In his book Music, Philosophy and Modernity, philosopher Andrew Bowie says that our understanding of music depends on the correlation between hearing the production of noises and an awareness that what is produced is not merely arbitrary and is hence worthy of interpretation and evaluation. He claims that any noise can become music if it occurs in the appropriate context, rather like how non-literary language can change its status when incorporated into a literary context, or an object becomes a work of art if put into the right context. Similarly, I think that despite Simon and I being in different »fields«—philosophy and music, respectively—they nonetheless belong under the same umbrella. The arts. In this project, we hope to present Schoenberg’s music in a larger context: as a part of an era, of a culture and of traditions which were shared by his contemporaries and interpreted by Schoenberg through his music.
Now, the one by Simon:
I became acquainted with Schoenberg in 2012. I was in Boston to see my sister, Mari, and I tagged along to some of her classes. One of them made quite an impression on me, because it left me so utterly confused. During the course of the lecture, I heard weird words like »hexachordial combinatoriality« and saw an intimidating grid with lots of numbers. You see, I had encountered musicology for the first time! Later that day, I decided to listen to the piece that had provoked it all—a Suite for the piano (Op. 25) by one Arnold Schoenberg.
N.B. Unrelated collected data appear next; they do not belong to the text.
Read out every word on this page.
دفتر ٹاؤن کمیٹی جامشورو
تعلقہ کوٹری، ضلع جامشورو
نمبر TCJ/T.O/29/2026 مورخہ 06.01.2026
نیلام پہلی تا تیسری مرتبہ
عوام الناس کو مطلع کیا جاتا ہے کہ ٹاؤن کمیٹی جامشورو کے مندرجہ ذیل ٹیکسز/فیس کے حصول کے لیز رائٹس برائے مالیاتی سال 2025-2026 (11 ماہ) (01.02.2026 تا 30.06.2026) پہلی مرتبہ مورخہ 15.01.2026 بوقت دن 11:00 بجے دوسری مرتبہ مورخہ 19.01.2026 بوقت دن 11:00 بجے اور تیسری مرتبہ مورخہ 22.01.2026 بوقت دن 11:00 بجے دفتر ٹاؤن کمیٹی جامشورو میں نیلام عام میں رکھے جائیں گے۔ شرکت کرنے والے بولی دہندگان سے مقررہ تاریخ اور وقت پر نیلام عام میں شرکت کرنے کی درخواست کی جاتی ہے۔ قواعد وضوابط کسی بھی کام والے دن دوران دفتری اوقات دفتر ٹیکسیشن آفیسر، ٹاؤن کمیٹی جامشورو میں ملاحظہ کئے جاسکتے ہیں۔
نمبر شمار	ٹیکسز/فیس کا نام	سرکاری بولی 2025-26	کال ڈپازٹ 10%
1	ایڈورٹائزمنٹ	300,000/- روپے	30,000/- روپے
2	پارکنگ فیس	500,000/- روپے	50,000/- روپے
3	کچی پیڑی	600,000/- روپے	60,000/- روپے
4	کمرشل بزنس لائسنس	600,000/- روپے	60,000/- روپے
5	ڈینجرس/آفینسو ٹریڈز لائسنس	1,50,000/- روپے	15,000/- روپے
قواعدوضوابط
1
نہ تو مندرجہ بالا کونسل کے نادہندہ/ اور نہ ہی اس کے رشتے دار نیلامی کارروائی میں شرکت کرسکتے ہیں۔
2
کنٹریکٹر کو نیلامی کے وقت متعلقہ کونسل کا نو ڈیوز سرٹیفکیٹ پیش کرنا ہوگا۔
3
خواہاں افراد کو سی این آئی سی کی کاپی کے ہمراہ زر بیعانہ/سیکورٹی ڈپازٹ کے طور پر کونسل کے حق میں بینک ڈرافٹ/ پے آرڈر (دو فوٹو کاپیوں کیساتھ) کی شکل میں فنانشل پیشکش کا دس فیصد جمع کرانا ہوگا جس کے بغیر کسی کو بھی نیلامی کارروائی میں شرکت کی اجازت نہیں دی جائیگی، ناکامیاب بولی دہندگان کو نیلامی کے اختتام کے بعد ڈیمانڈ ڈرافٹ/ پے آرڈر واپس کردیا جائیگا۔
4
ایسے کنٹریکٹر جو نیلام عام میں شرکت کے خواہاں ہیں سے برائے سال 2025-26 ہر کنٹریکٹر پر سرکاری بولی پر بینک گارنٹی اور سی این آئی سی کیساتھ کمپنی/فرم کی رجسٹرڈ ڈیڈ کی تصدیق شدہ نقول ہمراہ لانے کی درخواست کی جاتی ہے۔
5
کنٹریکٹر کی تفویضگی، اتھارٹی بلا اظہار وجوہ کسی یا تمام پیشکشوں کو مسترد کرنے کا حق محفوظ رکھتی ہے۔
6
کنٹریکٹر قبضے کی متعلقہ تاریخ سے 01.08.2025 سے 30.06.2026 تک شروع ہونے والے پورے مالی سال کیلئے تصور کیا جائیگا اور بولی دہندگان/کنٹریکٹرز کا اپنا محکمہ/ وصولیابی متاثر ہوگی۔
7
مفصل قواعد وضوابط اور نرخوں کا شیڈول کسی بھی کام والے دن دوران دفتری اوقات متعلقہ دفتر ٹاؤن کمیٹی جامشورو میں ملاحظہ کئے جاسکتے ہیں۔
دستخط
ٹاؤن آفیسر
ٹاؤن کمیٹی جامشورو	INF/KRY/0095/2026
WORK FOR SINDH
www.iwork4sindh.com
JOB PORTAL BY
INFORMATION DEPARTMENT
As I listened to it, I felt unsettled, though not because it was unfamiliar. I mean, it certainly was unfamiliar, but it wasn’t entirely so. There was something familiar about it at the same time. That’s what really bugged me. The Suite was made up of dances like the minuet, the gavotte and the gigue, which are conventional in classical music. So, at least on the face of it, the piece was very much within the tradition. Judging by the rhythm, I could hear those dances. Judging by the tones, however, I could only hear confusion.
But, clearly, the piece itself wasn’t confused. Each dance began with the same sequence of notes and it constantly reappeared throughout the piece. The piece knew what it was doing—but I didn’t. Well, not at first. Soon after, I found out that Schoenberg had written a lot of prose, so I started reading him. That’s how I encountered Schoenberg, the man. As I read on and grew closer to him, I began to see, with his help, the ideas behind the music—not just his music, but also of others. Schoenberg had taught me how to hear the music’s message, to understand what it was saying, and to see the ideas in that understanding.
It was my encounter with Schoenberg, the man and teacher, that made this lesson possible. If I had only gone so far as his music, I would’ve remained confused and would most likely have dealt with that confusion by not listening to his music any more. This belief is what motivates my part in the project. I want to bring the man and teacher to the audience, so that they too can be taught to see the ideas that await them beyond the initial confusion they can’t help but feel. That’s why, rather than play his music, I’d like to play Schoenberg himself. As the musician gives voice to the score, I’d like to give voice to the prose.